Contact your Bronson provider via telephone or Bronson MyChart. You can also consult a doctor through a BronsonConnect Video Visit. Keep in mind that many viruses, such as the flu, have similar symptoms . Your healthcare provider will guide you on next steps. If you’re not sure what to do, call (269) 341-7788 and a Bronson Care Advisor can help.
Be sure to stay home, if possible, to avoid infecting other people. Cover your coughs and sneezes with a tissue or your elbow and then immediately wash your hands or use hand sanitizer and dispose of used tissues. Learn more from the CDC.
The hospital is intended for those who are very sick. You should not go to the hospital if you are only mildly ill. If warning signs of complications appear, you should go to the emergency room. Those signs include: trouble breathing, bluish skin color, unable to eat or drink, unresponsive, sudden dizziness, confusion, or flu-like symptoms that improve, but then return.
How serious is COVID-19 infection?
There are a couple ways to answer this question. One aspect is how contagious it is; how easily is it spread from person to person.
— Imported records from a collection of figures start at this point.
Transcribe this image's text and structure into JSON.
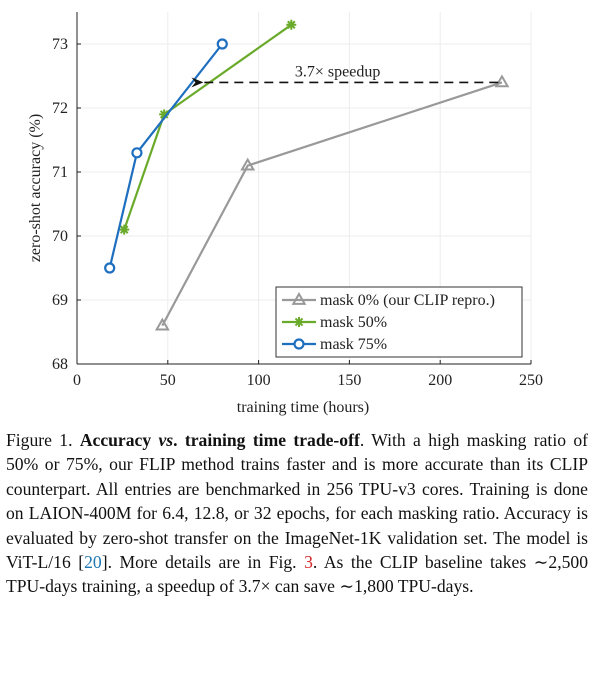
{
  "chart_data": {
    "type": "line",
    "xlabel": "training time (hours)",
    "ylabel": "zero-shot accuracy (%)",
    "xlim": [
      0,
      250
    ],
    "ylim": [
      68,
      73.5
    ],
    "xticks": [
      0,
      50,
      100,
      150,
      200,
      250
    ],
    "yticks": [
      68,
      69,
      70,
      71,
      72,
      73
    ],
    "grid": true,
    "legend_position": "bottom-right",
    "series": [
      {
        "name": "mask 0% (our CLIP repro.)",
        "marker": "triangle",
        "color": "#999999",
        "x": [
          47,
          94,
          234
        ],
        "y": [
          68.6,
          71.1,
          72.4
        ]
      },
      {
        "name": "mask 50%",
        "marker": "star",
        "color": "#6aaa2a",
        "x": [
          26,
          48,
          118
        ],
        "y": [
          70.1,
          71.9,
          73.3
        ]
      },
      {
        "name": "mask 75%",
        "marker": "circle",
        "color": "#1f6fc0",
        "x": [
          18,
          33,
          80
        ],
        "y": [
          69.5,
          71.3,
          73.0
        ]
      }
    ],
    "annotation": {
      "text": "3.7× speedup",
      "from": [
        232,
        72.4
      ],
      "to": [
        63,
        72.4
      ]
    }
  },
  "caption": {
    "label": "Figure 1.",
    "title_pre": "Accuracy ",
    "title_vs": "vs",
    "title_post": ". training time trade-off",
    "text1": ". With a high masking ratio of 50% or 75%, our FLIP method trains faster and is more accurate than its CLIP counterpart. All entries are benchmarked in 256 TPU-v3 cores. Training is done on LAION-400M for 6.4, 12.8, or 32 epochs, for each masking ratio. Accuracy is evaluated by zero-shot transfer on the ImageNet-1K validation set. The model is ViT-L/16 [",
    "ref1": "20",
    "text2": "]. More details are in Fig. ",
    "ref2": "3",
    "text3": ". As the CLIP baseline takes ∼2,500 TPU-days training, a speedup of 3.7× can save ∼1,800 TPU-days."
  }
}
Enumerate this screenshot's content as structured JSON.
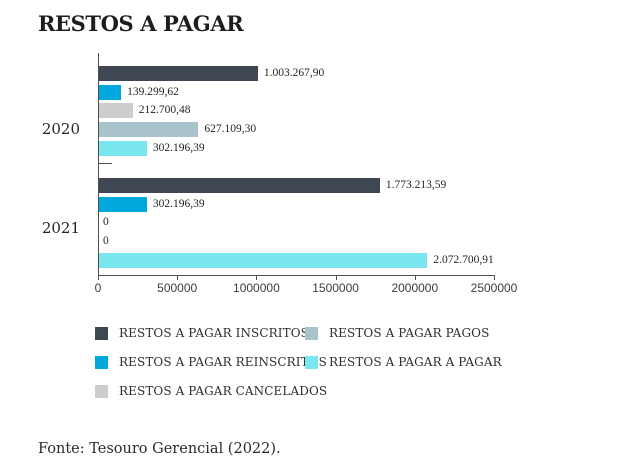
{
  "title": "RESTOS A PAGAR",
  "source": "Fonte: Tesouro Gerencial (2022).",
  "colors": {
    "inscritos": "#3f4852",
    "reinscritos": "#00a7dc",
    "cancelados": "#cdcdcd",
    "pagos": "#a9c3cd",
    "a_pagar": "#79e6f0",
    "axis": "#4f4f4f"
  },
  "chart_data": {
    "type": "bar",
    "orientation": "horizontal",
    "title": "RESTOS A PAGAR",
    "categories": [
      "2020",
      "2021"
    ],
    "series": [
      {
        "key": "inscritos",
        "name": "RESTOS A PAGAR INSCRITOS",
        "color": "#3f4852",
        "values": [
          1003267.9,
          1773213.59
        ],
        "value_labels": [
          "1.003.267,90",
          "1.773.213,59"
        ]
      },
      {
        "key": "reinscritos",
        "name": "RESTOS A PAGAR REINSCRITOS",
        "color": "#00a7dc",
        "values": [
          139299.62,
          302196.39
        ],
        "value_labels": [
          "139.299,62",
          "302.196,39"
        ]
      },
      {
        "key": "cancelados",
        "name": "RESTOS A PAGAR CANCELADOS",
        "color": "#cdcdcd",
        "values": [
          212700.48,
          0
        ],
        "value_labels": [
          "212.700,48",
          "0"
        ]
      },
      {
        "key": "pagos",
        "name": "RESTOS A PAGAR PAGOS",
        "color": "#a9c3cd",
        "values": [
          627109.3,
          0
        ],
        "value_labels": [
          "627.109,30",
          "0"
        ]
      },
      {
        "key": "a_pagar",
        "name": "RESTOS A PAGAR A PAGAR",
        "color": "#79e6f0",
        "values": [
          302196.39,
          2072700.91
        ],
        "value_labels": [
          "302.196,39",
          "2.072.700,91"
        ]
      }
    ],
    "xlim": [
      0,
      2500000
    ],
    "x_ticks": {
      "values": [
        0,
        500000,
        1000000,
        1500000,
        2000000,
        2500000
      ],
      "labels": [
        "0",
        "500000",
        "1000000",
        "1500000",
        "2000000",
        "2500000"
      ]
    },
    "legend": {
      "position": "bottom-left",
      "columns": 2,
      "items_order": [
        "inscritos",
        "pagos",
        "reinscritos",
        "a_pagar",
        "cancelados"
      ]
    },
    "grid": false
  }
}
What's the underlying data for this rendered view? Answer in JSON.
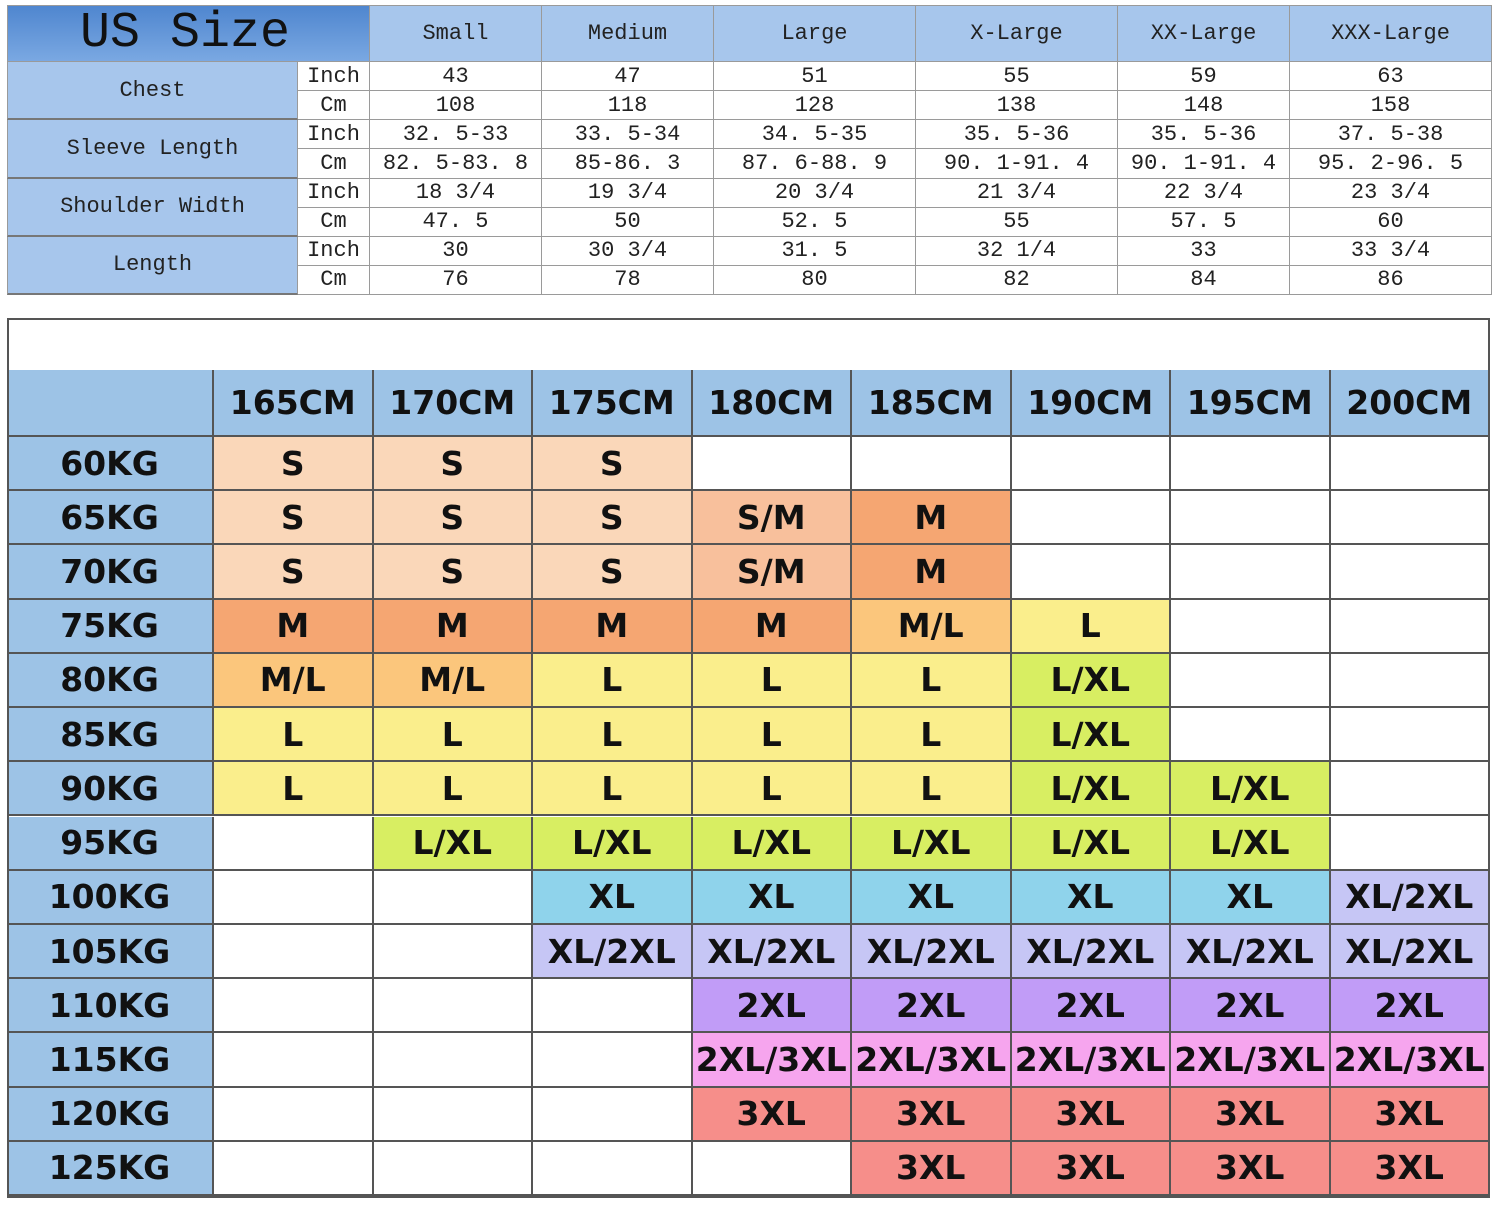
{
  "us_size": {
    "title": "US Size",
    "sizes": [
      "Small",
      "Medium",
      "Large",
      "X-Large",
      "XX-Large",
      "XXX-Large"
    ],
    "groups": [
      {
        "label": "Chest",
        "rows": [
          {
            "unit": "Inch",
            "values": [
              43,
              47,
              51,
              55,
              59,
              63
            ]
          },
          {
            "unit": "Cm",
            "values": [
              108,
              118,
              128,
              138,
              148,
              158
            ]
          }
        ]
      },
      {
        "label": "Sleeve Length",
        "rows": [
          {
            "unit": "Inch",
            "values": [
              "32. 5-33",
              "33. 5-34",
              "34. 5-35",
              "35. 5-36",
              "35. 5-36",
              "37. 5-38"
            ]
          },
          {
            "unit": "Cm",
            "values": [
              "82. 5-83. 8",
              "85-86. 3",
              "87. 6-88. 9",
              "90. 1-91. 4",
              "90. 1-91. 4",
              "95. 2-96. 5"
            ]
          }
        ]
      },
      {
        "label": "Shoulder Width",
        "rows": [
          {
            "unit": "Inch",
            "values": [
              "18 3/4",
              "19 3/4",
              "20 3/4",
              "21 3/4",
              "22 3/4",
              "23 3/4"
            ]
          },
          {
            "unit": "Cm",
            "values": [
              "47. 5",
              50,
              "52. 5",
              55,
              "57. 5",
              60
            ]
          }
        ]
      },
      {
        "label": "Length",
        "rows": [
          {
            "unit": "Inch",
            "values": [
              30,
              "30 3/4",
              "31. 5",
              "32 1/4",
              33,
              "33 3/4"
            ]
          },
          {
            "unit": "Cm",
            "values": [
              76,
              78,
              80,
              82,
              84,
              86
            ]
          }
        ]
      }
    ]
  },
  "size_chart": {
    "heights": [
      "165CM",
      "170CM",
      "175CM",
      "180CM",
      "185CM",
      "190CM",
      "195CM",
      "200CM"
    ],
    "palette": {
      "S": "#fad7b9",
      "S/M": "#f8c09c",
      "M": "#f5a672",
      "M/L": "#fbc67c",
      "L": "#faee8c",
      "L/XL": "#d8ee62",
      "XL": "#8fd3eb",
      "XL/2XL": "#c6c6f5",
      "2XL": "#c19cf7",
      "2XL/3XL": "#f6a5ee",
      "3XL": "#f68e8a"
    },
    "rows": [
      {
        "weight": "60KG",
        "cells": [
          "S",
          "S",
          "S",
          null,
          null,
          null,
          null,
          null
        ]
      },
      {
        "weight": "65KG",
        "cells": [
          "S",
          "S",
          "S",
          "S/M",
          "M",
          null,
          null,
          null
        ]
      },
      {
        "weight": "70KG",
        "cells": [
          "S",
          "S",
          "S",
          "S/M",
          "M",
          null,
          null,
          null
        ]
      },
      {
        "weight": "75KG",
        "cells": [
          "M",
          "M",
          "M",
          "M",
          "M/L",
          "L",
          null,
          null
        ]
      },
      {
        "weight": "80KG",
        "cells": [
          "M/L",
          "M/L",
          "L",
          "L",
          "L",
          "L/XL",
          null,
          null
        ]
      },
      {
        "weight": "85KG",
        "cells": [
          "L",
          "L",
          "L",
          "L",
          "L",
          "L/XL",
          null,
          null
        ]
      },
      {
        "weight": "90KG",
        "cells": [
          "L",
          "L",
          "L",
          "L",
          "L",
          "L/XL",
          "L/XL",
          null
        ]
      },
      {
        "weight": "95KG",
        "cells": [
          null,
          "L/XL",
          "L/XL",
          "L/XL",
          "L/XL",
          "L/XL",
          "L/XL",
          null
        ]
      },
      {
        "weight": "100KG",
        "cells": [
          null,
          null,
          "XL",
          "XL",
          "XL",
          "XL",
          "XL",
          "XL/2XL"
        ]
      },
      {
        "weight": "105KG",
        "cells": [
          null,
          null,
          "XL/2XL",
          "XL/2XL",
          "XL/2XL",
          "XL/2XL",
          "XL/2XL",
          "XL/2XL"
        ]
      },
      {
        "weight": "110KG",
        "cells": [
          null,
          null,
          null,
          "2XL",
          "2XL",
          "2XL",
          "2XL",
          "2XL"
        ]
      },
      {
        "weight": "115KG",
        "cells": [
          null,
          null,
          null,
          "2XL/3XL",
          "2XL/3XL",
          "2XL/3XL",
          "2XL/3XL",
          "2XL/3XL"
        ]
      },
      {
        "weight": "120KG",
        "cells": [
          null,
          null,
          null,
          "3XL",
          "3XL",
          "3XL",
          "3XL",
          "3XL"
        ]
      },
      {
        "weight": "125KG",
        "cells": [
          null,
          null,
          null,
          null,
          "3XL",
          "3XL",
          "3XL",
          "3XL"
        ]
      }
    ]
  }
}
Another way is to measure the mortality rate, how many infected people die of their infection. Older adults and those who are immunocompromised are at greatest risk. It is too soon to have good data on the COVID-19 epidemic, but it appears that the transmission and mortality rates are similar to that of seasonal influenza. That is a helpful way to look at COVID-19, because both are respiratory viruses that can cause pneumonia.
Who is most at risk?
Older adults and those with chronic diseases and compromised immune systems.
Click here for information about COVID-19 if you are pregnant or breastfeeding.
I was told once that I had coronavirus, are all coronaviruses COVID-19?
Coronaviruses are a group of related viruses, some of which infect humans and other types infect various other animals. Human coronaviruses are common and they cause upper respiratory infections that are usually not serious. They are described as common cold viruses that cause mild symptoms. COVID-19 is a different strain of coronavirus and is not the same as ordinary human coronavirus.
Are there treatments or vaccines for COVID-19 infection?
There are no FDA-approved drugs that treat coronaviruses or vaccines that prevent infection. There are some drugs being developed, but they have not been completely tested yet. Researchers are working on treatments and vaccines. We give hospitalized patients supportive care such as respiratory support, if needed, until their lungs recover from the infection.